高齢者の交通事故防止では、夜間の被害が多いことから、いち早く歩行者などを発見するために先行車や対向車がないときは、こまめにハイビームに切り替えて運転する。高齢者マークの車に対しては、幅寄せや割り込みなどはせず思いやりの気持ちをもって運転する。
また高齢者に対しては、夕暮れ時や夜間は自動車から見えにくいため反射材を身につけたり、明るい色の服の着用、地域の安全教室への参加、運転に不安があれば家族と話し合って運転免許証の自主返納を考えるよう勧めている。

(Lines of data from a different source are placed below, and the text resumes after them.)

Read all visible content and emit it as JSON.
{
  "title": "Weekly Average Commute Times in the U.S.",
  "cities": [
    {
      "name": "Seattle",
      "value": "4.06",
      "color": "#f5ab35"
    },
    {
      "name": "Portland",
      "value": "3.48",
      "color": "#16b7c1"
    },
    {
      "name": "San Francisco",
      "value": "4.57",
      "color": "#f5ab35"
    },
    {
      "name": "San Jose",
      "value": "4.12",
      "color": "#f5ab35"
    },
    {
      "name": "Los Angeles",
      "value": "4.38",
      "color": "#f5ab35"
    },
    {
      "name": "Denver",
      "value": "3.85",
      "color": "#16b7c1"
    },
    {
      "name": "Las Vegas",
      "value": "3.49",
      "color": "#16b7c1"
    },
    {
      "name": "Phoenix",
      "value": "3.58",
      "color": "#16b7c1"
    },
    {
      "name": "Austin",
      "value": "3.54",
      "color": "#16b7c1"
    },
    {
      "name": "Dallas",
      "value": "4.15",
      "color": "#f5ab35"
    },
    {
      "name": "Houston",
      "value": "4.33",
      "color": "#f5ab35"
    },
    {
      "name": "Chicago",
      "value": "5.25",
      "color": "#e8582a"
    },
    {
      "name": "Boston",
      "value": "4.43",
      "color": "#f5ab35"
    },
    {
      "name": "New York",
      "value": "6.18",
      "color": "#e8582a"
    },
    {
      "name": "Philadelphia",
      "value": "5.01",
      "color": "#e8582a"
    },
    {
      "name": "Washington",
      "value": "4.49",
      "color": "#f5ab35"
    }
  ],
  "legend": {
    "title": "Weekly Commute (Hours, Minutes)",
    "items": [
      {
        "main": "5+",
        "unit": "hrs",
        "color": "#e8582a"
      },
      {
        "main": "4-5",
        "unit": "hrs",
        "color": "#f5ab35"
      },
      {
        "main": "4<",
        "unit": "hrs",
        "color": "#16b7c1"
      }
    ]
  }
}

県独自の取り組みとして横断歩道利用者ファースト運動の推進については、歩行者優先である横断歩道では、信号機がない場合は手前に「横断歩道あり」の路面標示(ダイヤマーク)や道路標識が設置されており、これらが見えたら、歩行者などの有無をしっかり確認し、歩行者などが横断しようとしているときは横断歩道の手前で一時停止して、歩行者に道をゆずる。歩行者は、手を挙げるなどして横断する意思を示す。
ちなみに信号機のない横断歩道での歩行者横断時における一時停止率(2021年JAF調査)は、滋賀県は20・7%で全国38位、1位の長野県は85・2%となっている。